Grizzly Bear hunt begins again: Groups want event banned
Global News : Sunday, April 01, 2012
The Grizzly Bear Hunt started April 1st, and groups such as the David Suzuki Foundation want the annual legal trophy hunt to be stopped.
In a report posted on their website, the Suzuki Foundation said “381 grizzly bears were killed in B.C. last year, the majority of which were shot by hunters in the annual legal trophy hunt across the province.”
They are concerned that the hunt, coupled with ongoing industrial development in the area, means more and more bears will be killed each year.
“The continued legal killing of grizzlies for sport here in B.C. is happening at a time when the ‘great bear’ has perhaps never been more at risk from mega-projects that threaten to degrade and destroy its sensitive habitat,” said Dr. Faisal Moola, director of terrestrial conservation at the Foundation.
“Projects such as the proposed Northern Gateway oil pipeline that will penetrate into the Great Bear Rainforest, and the recently approved Jumbo Glacier Resort in southeastern B.C. will further threaten the survival of grizzlies,” Moola added. “These populations are already under enormous pressure from trophy hunting, increasing conflicts with humans as towns, resorts, and other recreation areas expand into bear habitat, and climate change.”
The Raincoast Conservation Foundation said they would like to see large areas of the bears’ habitat off-limits to trophy hunting, and to see the area protected to ensure the bears have a future.
The David Suzuki Foundation said there was a 20 per cent increase in grizzly bear deaths from 2010 to 2011, and 87 per cent of these deaths are attributable to the legal trophy hunt.

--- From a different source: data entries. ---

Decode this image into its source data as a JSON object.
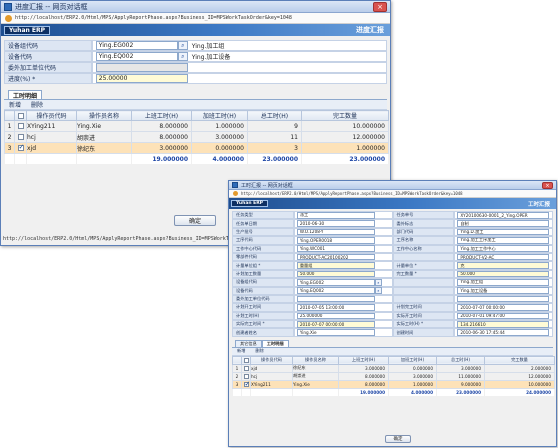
{
  "window1": {
    "title": "进度汇报 -- 网页对话框",
    "close_glyph": "×",
    "url": "http://localhost/ERP2.0/Html/MPS/ApplyReportPhase.aspx?Business_ID=MPSWorkTaskOrder&key=1048",
    "logo": "Yuhan ERP",
    "page_title": "进度汇报",
    "form": [
      {
        "label": "设备组代码",
        "value": "Ying.EG002",
        "desc": "Ying.加工组"
      },
      {
        "label": "设备代码",
        "value": "Ying.EQ002",
        "desc": "Ying.加工设备"
      },
      {
        "label": "委外加工单位代码",
        "value": "",
        "desc": ""
      },
      {
        "label": "进度(%) *",
        "value": "25.00000",
        "desc": ""
      }
    ],
    "tab_label": "工时明细",
    "toolbar": {
      "add": "新增",
      "delete": "删除"
    },
    "columns": [
      "",
      "",
      "操作员代码",
      "操作员名称",
      "上班工时(H)",
      "加班工时(H)",
      "总工时(H)",
      "完工数量"
    ],
    "rows": [
      {
        "no": "1",
        "code": "XYing211",
        "name": "Ying.Xie",
        "regular": "8.000000",
        "overtime": "1.000000",
        "total": "9",
        "qty": "10.000000",
        "checked": false
      },
      {
        "no": "2",
        "code": "hcj",
        "name": "胡崇进",
        "regular": "8.000000",
        "overtime": "3.000000",
        "total": "11",
        "qty": "12.000000",
        "checked": false
      },
      {
        "no": "3",
        "code": "xjd",
        "name": "徐纪东",
        "regular": "3.000000",
        "overtime": "0.000000",
        "total": "3",
        "qty": "1.000000",
        "checked": true
      }
    ],
    "totals": {
      "regular": "19.000000",
      "overtime": "4.000000",
      "total": "23.000000",
      "qty": "23.000000"
    },
    "ok_label": "确定",
    "status_url": "http://localhost/ERP2.0/Html/MPS/ApplyReportPhase.aspx?Business_ID=MPSWorkTaskOrder&key=1048"
  },
  "window2": {
    "title": "工时汇报 -- 网页对话框",
    "close_glyph": "×",
    "url": "http://localhost/ERP2.0/Html/MPS/ApplyReportPhase.aspx?Business_ID=MPSWorkTaskOrder&key=1048",
    "logo": "Yuhan ERP",
    "page_title": "工时汇报",
    "form": [
      {
        "l1": "任务类型",
        "v1": "派工",
        "l2": "任务单号",
        "v2": "XY20100630-0001_2_Ying.OPER"
      },
      {
        "l1": "任务单日期",
        "v1": "2010-06-30",
        "l2": "委外标志",
        "v2": "自制"
      },
      {
        "l1": "生产批号",
        "v1": "W.O.1208-Y",
        "l2": "部门代码",
        "v2": "Ying.D.加工"
      },
      {
        "l1": "工序代码",
        "v1": "Ying.OPER0018",
        "l2": "工序名称",
        "v2": "Ying.加工工序加工"
      },
      {
        "l1": "工作中心代码",
        "v1": "Ying.WC001",
        "l2": "工作中心名称",
        "v2": "Ying.加工工作中心"
      },
      {
        "l1": "零部件代码",
        "v1": "PRODUCT-AC20100202",
        "l2": "",
        "v2": "PRODUCT-V2-AC"
      },
      {
        "l1": "计量单位组 *",
        "v1": "重量组",
        "l2": "计量单位 *",
        "v2": "克"
      },
      {
        "l1": "计划加工数量",
        "v1": "50.000",
        "l2": "完工数量 *",
        "v2": "50.000"
      },
      {
        "l1": "设备组代码",
        "v1": "Ying.EG002",
        "l2": "",
        "v2": "Ying.加工组"
      },
      {
        "l1": "设备代码",
        "v1": "Ying.EQ002",
        "l2": "",
        "v2": "Ying.加工设备"
      },
      {
        "l1": "委外加工单位代码",
        "v1": "",
        "l2": "",
        "v2": ""
      },
      {
        "l1": "计划开工时间",
        "v1": "2010-07-05 13:00:00",
        "l2": "计划完工时间",
        "v2": "2010-07-07 00:00:00"
      },
      {
        "l1": "计划工时(H)",
        "v1": "25.000000",
        "l2": "实际开工时间",
        "v2": "2010-07-01 09:47:00"
      },
      {
        "l1": "实际完工时间 *",
        "v1": "2010-07-07 00:00:00",
        "l2": "实际工时(H) *",
        "v2": "134.216610"
      },
      {
        "l1": "创建者姓名",
        "v1": "Ying.Xie",
        "l2": "创建时间",
        "v2": "2010-06-30 17:45:44"
      }
    ],
    "tabs": [
      "其它信息",
      "工时明细"
    ],
    "toolbar": {
      "add": "新增",
      "delete": "删除"
    },
    "columns": [
      "",
      "",
      "操作员代码",
      "操作员名称",
      "上班工时(H)",
      "加班工时(H)",
      "总工时(H)",
      "完工数量"
    ],
    "rows": [
      {
        "no": "1",
        "code": "xjd",
        "name": "徐纪东",
        "regular": "3.000000",
        "overtime": "0.000000",
        "total": "3.000000",
        "qty": "2.000000",
        "checked": false
      },
      {
        "no": "2",
        "code": "hcj",
        "name": "胡崇进",
        "regular": "8.000000",
        "overtime": "3.000000",
        "total": "11.000000",
        "qty": "12.000000",
        "checked": false
      },
      {
        "no": "3",
        "code": "XYing211",
        "name": "Ying.Xie",
        "regular": "8.000000",
        "overtime": "1.000000",
        "total": "9.000000",
        "qty": "10.000000",
        "checked": true
      }
    ],
    "totals": {
      "regular": "19.000000",
      "overtime": "4.000000",
      "total": "23.000000",
      "qty": "24.000000"
    },
    "ok_label": "确定"
  }
}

The David Suzuki Foundation is calling on the provincial government to work with First Nations and others to implement a network of Grizzly Bear Management Areas (GBMAs), bear parks, where the species can roam, feed and breed without the threat of trophy hunting and further degradation of their sensitive habitat from development activities, such as mining, oil and gas production and transport and new resorts.
A petition has been started to ask the government to stop the trophy hunt every year.
So far it has more than 16,000 signatures.